Aus der Textwerkstatt von Sarah Wipauer

Warum man paddeln mit zwei D schreib

Paddeln schreibt man mit zwei D, damit Volksschulkinder in der dritten Klasse auf ihrer ersten Schullandwoche eine ganze Stunde mit einer Schreibtafel und einem Stück Kreide beschäftigt werden können. An im Raum verteilten Tischen werden die Kinder aufmerksam sitzen, manche mit Fingern im Mund. Otto Waalkes, der aus irgendeinem Grund als Lehrer an dieser Schullandwoche in Bad Ischl teilnimmt und stets beteuert, nicht Otto Waalkes zu sein, aber seinen eigenen Namen verschweigt und mit Herr Lehrer angesprochen werden will, verspricht demjenigen, der das Wort PADDELN richtig auf die Tafel schreiben kann, ein Eis. Ein Eis ist in der dritten Klasse der Volksschule der Mitsubishi unter den Belohnungen. Die Kinder sind am Anfang ganz siegesgewiss, ein Bub nach dem anderen geht vor zur Tafel, denn die Buben sind am siegesgewissesten, und einer nach dem anderen schreibt: PADELN. PATTELN. PATELN. BADELN. PAHTELN. PAADELN. Otto Waalkes hat zu Beginn der Aufgabe den Beispielsatz: „Die Ente paddelt im See“ dazugesagt und die zwei paddelnden Flossen der Ente, deren Abbild im Wort selbst zu finden ist, werden von den kleinen Petern und Patricks und Florians verstümmelt, amputiert und eingezwickt. Nach einer halben Stunde sind alle Kinder fieberhaft am Nachdenken, die Art von fieberhaftem Denken, die nur fieberhaft denkende Kinder an sich haben; wenn man älter wird, sieht niemand einem das fieberhafte Denken mehr an. Ab und zu meldet sich einer, zuerst ganz enthusiastisch, aber nachdem er PADTELN an die Tafel geschrieben und Otto Waalkes seinen Kopf geschüttelt hat, melden sich danach nur noch verunsicherte Kinder mit fragenden Blicken. Sie schreiben PATDELN, PATTLN, ein ganz verzweifelter Bub schreibt PADLEN. Die Geschichte endet damit, dass ich, nachdem ich es eine ganze Stunde lang in der Anspannung, jemand anderer wüsste genauso wie ich, wie man das Wort richtig schreibt, ausgehalten habe, um den Triumph immer größer und größer werden zu lassen – immerhin war die Aufgabe von Otto Waalkes gestellt, der übrigens tatsächlich auch gute Ottifanten malen konnte als Lehrer auf unserer Schullandwoche, was die ganze Situation nur noch verdächtiger erscheinen ließ – schließlich PADDELN an die Tafel schreibe und am nächsten Tag auf irgendeinem Berg in Oberösterreich ein Cornetto geschenkt bekomme, den Mitsubishi unter dem Speiseeis.

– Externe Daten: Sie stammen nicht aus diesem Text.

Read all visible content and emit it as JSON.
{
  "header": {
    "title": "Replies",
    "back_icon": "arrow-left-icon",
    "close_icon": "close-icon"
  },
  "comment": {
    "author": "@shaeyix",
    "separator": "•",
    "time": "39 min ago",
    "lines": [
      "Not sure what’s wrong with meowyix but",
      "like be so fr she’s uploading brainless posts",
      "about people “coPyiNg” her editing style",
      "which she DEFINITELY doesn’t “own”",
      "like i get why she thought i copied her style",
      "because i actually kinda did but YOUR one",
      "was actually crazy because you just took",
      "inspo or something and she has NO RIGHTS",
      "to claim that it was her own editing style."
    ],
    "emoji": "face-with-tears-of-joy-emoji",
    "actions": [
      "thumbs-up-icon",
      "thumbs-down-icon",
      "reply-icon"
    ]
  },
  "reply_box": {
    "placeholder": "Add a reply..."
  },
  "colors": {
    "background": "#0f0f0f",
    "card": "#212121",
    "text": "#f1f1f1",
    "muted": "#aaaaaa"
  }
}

Sarah Wipauer, 1986 in Wien geboren, studierte Sinologie und Vergleichende Literaturwissenschaft an der Universität Wien. Sie verbrachte einen einjährigen Studienaufenthalt in Wuhan, China. Sarah Wipauer arbeitet in einer Studierendenserviceeinrichtung der Universität Wien. Sie veröffentlicht u.a. im Internet.